Électrohypersensibilité : pourquoi je refuse le fatalisme - Mesure avant et après d'un blindage électromagnétique par Bruno Geissert

Et parfois, après avoir passé beaucoup de temps à chercher comment aller moins mal, arrive un moment où l’on peut recommencer à se demander :

 

Qu’est-ce qui pourrait me faire aller bien ?

Ce n’est plus tout à fait la même question.

Aujourd’hui, une grande partie de ce que j’ai appris en cherchant des solutions pour moi-même, je le partage à travers Geotellurique, les formations que j’anime, les diagnostics que je réalise et les nombreuses conversations que j’ai avec des personnes en difficulté.

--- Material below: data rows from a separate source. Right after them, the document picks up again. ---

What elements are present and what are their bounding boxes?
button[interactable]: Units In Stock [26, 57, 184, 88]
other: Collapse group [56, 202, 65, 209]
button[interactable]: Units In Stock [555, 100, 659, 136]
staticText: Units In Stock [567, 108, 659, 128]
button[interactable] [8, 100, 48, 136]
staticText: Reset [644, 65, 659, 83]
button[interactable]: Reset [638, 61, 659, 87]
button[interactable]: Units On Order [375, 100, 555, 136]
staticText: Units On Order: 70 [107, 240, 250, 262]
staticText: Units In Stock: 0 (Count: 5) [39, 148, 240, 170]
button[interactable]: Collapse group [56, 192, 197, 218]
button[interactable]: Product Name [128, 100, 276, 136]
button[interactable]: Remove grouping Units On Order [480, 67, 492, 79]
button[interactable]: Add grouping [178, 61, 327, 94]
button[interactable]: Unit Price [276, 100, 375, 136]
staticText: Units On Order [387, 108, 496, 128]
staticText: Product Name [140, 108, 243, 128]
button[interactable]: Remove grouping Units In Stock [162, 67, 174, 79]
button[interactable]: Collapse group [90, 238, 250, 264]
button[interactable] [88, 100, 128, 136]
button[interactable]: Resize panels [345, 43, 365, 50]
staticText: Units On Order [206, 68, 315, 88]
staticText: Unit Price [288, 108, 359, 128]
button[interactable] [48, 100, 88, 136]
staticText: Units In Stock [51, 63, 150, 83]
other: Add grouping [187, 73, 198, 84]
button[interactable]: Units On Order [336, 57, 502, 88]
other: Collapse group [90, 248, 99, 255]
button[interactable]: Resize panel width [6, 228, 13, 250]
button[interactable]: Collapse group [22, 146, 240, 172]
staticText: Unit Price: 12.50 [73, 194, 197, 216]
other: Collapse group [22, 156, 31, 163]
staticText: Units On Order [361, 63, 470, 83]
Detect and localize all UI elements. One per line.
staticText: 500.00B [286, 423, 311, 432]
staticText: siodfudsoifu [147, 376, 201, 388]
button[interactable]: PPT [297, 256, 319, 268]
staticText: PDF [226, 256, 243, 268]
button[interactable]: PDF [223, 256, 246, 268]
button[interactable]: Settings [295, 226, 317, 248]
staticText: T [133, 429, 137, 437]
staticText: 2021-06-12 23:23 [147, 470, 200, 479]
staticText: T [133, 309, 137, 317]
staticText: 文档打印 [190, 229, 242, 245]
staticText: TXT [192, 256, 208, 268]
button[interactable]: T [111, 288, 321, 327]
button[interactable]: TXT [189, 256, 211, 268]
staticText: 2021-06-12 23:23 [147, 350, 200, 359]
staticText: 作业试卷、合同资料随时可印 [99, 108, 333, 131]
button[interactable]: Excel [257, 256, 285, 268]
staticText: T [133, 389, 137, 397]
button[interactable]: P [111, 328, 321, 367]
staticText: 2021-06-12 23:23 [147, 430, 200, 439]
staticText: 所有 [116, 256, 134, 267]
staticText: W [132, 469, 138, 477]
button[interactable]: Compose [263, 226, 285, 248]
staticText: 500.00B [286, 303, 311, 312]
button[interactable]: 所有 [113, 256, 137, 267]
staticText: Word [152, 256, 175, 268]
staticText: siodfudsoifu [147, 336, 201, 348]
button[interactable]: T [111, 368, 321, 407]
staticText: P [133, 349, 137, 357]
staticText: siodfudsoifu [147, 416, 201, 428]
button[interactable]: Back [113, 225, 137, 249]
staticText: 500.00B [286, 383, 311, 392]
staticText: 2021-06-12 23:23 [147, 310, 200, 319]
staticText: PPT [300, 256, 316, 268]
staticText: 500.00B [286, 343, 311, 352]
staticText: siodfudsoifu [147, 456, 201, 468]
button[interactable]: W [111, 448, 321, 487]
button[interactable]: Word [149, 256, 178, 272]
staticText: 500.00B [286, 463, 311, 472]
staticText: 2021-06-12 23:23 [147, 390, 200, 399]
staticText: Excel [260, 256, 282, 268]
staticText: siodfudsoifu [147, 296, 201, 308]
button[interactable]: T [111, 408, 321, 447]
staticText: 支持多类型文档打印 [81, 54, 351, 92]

Je ne cherche pas à leur donner ma recette.

J’essaie de leur transmettre des connaissances et des outils qui leur permettront de construire la leur.

Parce qu’au bout du compte, le plus beau résultat n’est peut-être pas de réussir à protéger quelqu’un.

C’est de lui permettre progressivement de retrouver suffisamment de confiance, de compréhension et d’autonomie pour reprendre sa vie en main.

Alors, à toutes les personnes électrohypersensibles qui liront ces quelques lignes, j’aimerais simplement dire :

Cherchez, mesurez, expérimentez, faites-vous aider, restez curieux et ne renoncez pas trop vite. Il existe de très nombreux chemins pour améliorer une situation. Trouvez progressivement celui qui vous convient.

Et lorsque les ondes auront enfin repris une place raisonnable dans votre existence, n’oubliez pas le principal :

Profitez de la vie.

Électrohypersensibilité : pourquoi je refuse le fatalisme - Profitez de la vie.

Avec l’espoir que chacun puisse, à sa manière, retrouver le plaisir de vivre pleinement.